À retenir : L'assurance-vie n'est pas automatiquement partagée lors d'un divorce. Le régime matrimonial, l'origine des fonds et la date des versements déterminent les droits de chaque époux. La clause bénéficiaire doit être modifiée sans attendre. Consultez toujours un avocat spécialisé avant de prendre toute décision.

FAQ : Assurance-vie et divorce

Questions fréquentes

Non, votre conjoint ne peut pas vous forcer à racheter votre contrat d'assurance-vie. En revanche, si les primes ont été versées avec des fonds communs sous le régime de la communauté légale, il a droit à la moitié de la valeur de rachat dans le cadre de la liquidation du régime matrimonial. Vous pouvez compenser cette somme avec d'autres actifs (immobilier, épargne) pour éviter le rachat et ses conséquences fiscales. Cette négociation doit être encadrée par vos avocats respectifs.
Oui, si vous n'avez pas modifié la clause bénéficiaire, votre ex-conjoint reste bénéficiaire de votre contrat même après le prononcé du divorce. Contrairement à une idée reçue, le divorce ne modifie pas automatiquement cette clause en France. Il est donc impératif de contacter votre assureur par courrier recommandé pour modifier la désignation du bénéficiaire dès le début de la procédure de divorce, et de vérifier que la modification a bien été prise en compte.
Seule la part de plus-values (intérêts et gains) est imposable lors d'un rachat, pas le capital versé. La fiscalité dépend de l'ancienneté du contrat : 35 % de prélèvement forfaitaire pour un contrat de moins de 4 ans, 15 % entre 4 et 8 ans, et 7,5 % après 8 ans (avec un abattement annuel de 4 600 € pour une personne seule). Les prélèvements sociaux de 17,2 % s'ajoutent dans tous les cas. Un contrat de plus de 8 ans avec peu de plus-values sera donc bien moins coûteux à racheter qu'un contrat récent très performant.
Si vous pouvez prouver que les primes ont été versées avec des fonds propres (héritage, donation, biens possédés avant le mariage), ces sommes restent votre propriété exclusive même sous le régime de la communauté légale. La preuve se fait par les relevés bancaires et les documents justifiant l'origine des fonds. En l'absence de preuve, les primes versées pendant le mariage sont présumées communes. Il est donc crucial de conserver tous les justificatifs de l'origine des fonds versés sur vos contrats d'épargne.
Non, il n'est pas possible de transférer un contrat d'assurance-vie à une autre personne en France.
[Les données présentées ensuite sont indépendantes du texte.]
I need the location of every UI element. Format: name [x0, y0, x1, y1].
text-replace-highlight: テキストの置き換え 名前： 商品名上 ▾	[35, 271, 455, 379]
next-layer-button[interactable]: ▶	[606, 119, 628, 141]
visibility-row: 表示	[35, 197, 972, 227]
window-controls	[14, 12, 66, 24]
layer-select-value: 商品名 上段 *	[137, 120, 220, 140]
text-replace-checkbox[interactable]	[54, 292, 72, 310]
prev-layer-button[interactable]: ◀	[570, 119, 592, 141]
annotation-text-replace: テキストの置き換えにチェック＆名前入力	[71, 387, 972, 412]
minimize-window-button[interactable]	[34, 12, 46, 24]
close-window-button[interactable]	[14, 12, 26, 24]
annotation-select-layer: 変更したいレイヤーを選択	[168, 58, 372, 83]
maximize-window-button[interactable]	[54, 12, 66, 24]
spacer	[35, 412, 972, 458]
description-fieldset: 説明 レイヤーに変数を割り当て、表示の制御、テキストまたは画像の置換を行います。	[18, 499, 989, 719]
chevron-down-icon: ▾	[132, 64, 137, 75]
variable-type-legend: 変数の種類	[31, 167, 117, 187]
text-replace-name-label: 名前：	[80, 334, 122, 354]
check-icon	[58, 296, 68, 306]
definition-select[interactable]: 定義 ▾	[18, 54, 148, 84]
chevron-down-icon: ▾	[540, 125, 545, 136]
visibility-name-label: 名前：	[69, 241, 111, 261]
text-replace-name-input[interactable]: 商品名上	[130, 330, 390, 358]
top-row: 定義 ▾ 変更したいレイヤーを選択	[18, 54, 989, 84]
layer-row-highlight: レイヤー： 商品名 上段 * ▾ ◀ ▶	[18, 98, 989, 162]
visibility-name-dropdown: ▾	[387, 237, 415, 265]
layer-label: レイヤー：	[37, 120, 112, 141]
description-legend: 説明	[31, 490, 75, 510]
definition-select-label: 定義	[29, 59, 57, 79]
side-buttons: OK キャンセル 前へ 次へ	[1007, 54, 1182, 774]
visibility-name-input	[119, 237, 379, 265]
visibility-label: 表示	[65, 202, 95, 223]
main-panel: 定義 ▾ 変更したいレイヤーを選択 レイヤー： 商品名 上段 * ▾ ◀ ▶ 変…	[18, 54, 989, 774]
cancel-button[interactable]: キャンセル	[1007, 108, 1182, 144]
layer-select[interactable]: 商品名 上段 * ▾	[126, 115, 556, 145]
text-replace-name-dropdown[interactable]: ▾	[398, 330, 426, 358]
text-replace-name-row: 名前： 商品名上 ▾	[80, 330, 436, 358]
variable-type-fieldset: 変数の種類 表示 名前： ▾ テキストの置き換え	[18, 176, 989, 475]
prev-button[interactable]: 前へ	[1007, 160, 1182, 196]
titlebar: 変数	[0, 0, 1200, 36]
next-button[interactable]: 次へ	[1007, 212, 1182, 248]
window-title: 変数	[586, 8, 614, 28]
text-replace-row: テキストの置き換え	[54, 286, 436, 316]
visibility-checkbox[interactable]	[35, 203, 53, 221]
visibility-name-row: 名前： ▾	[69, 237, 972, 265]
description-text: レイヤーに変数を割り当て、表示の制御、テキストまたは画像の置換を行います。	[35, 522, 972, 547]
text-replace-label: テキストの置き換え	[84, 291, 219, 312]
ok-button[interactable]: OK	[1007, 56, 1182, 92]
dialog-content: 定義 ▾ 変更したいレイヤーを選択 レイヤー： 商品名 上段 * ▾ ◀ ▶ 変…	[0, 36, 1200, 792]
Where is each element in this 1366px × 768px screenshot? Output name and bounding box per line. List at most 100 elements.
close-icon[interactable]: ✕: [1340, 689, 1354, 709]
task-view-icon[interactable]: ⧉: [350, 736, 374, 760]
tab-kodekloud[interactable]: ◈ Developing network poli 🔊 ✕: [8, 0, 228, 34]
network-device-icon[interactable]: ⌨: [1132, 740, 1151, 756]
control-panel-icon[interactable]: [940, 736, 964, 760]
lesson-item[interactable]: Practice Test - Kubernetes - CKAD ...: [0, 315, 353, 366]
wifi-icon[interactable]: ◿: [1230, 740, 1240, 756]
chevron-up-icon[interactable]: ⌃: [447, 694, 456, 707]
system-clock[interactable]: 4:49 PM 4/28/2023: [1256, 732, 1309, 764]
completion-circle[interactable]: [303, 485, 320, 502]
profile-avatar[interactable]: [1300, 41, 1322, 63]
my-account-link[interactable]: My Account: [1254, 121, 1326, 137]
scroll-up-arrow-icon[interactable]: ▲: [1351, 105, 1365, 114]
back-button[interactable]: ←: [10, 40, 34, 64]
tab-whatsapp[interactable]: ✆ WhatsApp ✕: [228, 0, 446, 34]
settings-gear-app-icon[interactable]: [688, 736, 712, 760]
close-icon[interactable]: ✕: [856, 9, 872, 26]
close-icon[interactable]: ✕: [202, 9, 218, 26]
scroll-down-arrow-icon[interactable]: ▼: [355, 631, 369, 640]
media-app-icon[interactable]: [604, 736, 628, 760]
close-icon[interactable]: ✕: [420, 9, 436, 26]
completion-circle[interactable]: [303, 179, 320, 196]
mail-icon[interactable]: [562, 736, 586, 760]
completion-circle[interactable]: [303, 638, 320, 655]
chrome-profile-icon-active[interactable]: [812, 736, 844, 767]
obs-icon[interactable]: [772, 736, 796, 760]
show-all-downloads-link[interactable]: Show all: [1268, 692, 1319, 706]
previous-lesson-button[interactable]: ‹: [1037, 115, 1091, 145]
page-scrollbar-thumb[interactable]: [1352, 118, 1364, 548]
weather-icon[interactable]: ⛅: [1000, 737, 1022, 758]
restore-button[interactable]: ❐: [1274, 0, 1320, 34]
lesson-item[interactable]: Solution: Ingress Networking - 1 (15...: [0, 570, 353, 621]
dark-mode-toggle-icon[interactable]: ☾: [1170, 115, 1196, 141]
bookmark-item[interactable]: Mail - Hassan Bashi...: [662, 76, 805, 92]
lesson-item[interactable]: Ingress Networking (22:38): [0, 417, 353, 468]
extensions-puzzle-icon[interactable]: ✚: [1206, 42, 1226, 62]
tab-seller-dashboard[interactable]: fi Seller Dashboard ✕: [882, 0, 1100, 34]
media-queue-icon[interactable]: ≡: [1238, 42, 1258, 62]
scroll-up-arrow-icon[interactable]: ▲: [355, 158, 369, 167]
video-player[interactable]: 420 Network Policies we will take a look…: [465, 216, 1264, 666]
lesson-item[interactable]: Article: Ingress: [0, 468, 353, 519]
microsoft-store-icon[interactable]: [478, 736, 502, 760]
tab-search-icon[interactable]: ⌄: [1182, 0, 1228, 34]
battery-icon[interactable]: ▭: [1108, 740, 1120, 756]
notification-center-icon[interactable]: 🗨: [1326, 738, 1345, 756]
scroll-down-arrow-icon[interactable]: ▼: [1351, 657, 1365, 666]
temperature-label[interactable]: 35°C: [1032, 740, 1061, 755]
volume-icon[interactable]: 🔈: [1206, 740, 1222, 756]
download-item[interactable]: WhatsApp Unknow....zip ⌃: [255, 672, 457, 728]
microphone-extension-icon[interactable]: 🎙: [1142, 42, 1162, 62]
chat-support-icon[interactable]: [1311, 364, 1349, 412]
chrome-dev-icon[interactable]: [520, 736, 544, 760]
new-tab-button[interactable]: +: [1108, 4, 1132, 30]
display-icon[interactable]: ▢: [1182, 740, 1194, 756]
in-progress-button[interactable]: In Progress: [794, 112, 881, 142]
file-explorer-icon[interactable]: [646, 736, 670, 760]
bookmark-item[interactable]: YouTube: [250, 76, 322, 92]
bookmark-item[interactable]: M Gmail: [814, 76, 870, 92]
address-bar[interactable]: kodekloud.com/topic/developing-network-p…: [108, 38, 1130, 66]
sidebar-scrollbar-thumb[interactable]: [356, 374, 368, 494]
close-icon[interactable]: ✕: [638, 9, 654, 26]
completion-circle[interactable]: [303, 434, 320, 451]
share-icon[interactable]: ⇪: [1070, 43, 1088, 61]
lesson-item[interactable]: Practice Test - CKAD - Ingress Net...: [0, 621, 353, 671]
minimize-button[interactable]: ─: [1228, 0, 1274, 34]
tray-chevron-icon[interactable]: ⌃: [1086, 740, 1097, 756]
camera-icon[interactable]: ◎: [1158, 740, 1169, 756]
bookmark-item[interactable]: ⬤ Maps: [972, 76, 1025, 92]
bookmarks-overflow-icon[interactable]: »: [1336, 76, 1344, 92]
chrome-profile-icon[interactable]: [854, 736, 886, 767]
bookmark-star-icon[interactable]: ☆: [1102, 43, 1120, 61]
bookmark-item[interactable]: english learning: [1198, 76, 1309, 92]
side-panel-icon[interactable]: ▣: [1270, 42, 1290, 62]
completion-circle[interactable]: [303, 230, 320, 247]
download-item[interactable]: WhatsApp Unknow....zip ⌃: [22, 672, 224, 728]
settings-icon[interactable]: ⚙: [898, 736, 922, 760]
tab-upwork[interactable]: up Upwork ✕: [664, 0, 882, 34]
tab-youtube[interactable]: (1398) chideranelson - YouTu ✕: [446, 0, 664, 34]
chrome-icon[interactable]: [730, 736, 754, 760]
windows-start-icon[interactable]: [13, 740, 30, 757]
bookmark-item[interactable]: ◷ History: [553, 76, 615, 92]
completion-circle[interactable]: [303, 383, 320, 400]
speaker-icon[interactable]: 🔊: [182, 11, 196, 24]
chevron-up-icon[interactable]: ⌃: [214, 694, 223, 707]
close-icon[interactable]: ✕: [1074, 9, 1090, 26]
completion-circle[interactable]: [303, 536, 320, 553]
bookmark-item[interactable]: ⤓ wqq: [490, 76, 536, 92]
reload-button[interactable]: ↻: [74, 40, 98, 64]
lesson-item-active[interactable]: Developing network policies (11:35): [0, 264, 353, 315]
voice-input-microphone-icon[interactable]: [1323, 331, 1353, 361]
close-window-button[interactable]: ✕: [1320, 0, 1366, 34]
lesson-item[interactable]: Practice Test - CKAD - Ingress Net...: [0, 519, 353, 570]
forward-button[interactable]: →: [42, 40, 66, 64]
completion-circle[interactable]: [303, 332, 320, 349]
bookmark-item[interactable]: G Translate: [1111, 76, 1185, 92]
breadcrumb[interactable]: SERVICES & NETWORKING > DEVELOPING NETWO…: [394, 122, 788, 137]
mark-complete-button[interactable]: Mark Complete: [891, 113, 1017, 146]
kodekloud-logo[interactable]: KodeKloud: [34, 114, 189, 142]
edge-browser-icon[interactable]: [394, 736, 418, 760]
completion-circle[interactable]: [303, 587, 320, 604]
Le contrat reste toujours au nom du souscripteur d'origine. La seule solution pour que l'autre époux récupère sa part est soit un rachat partiel ou total du contrat par le souscripteur suivi d'un versement à l'autre époux, soit une compensation avec d'autres actifs dans le cadre de la liquidation du régime matrimonial. Cette contrainte doit être anticipée dès le début des négociations du divorce.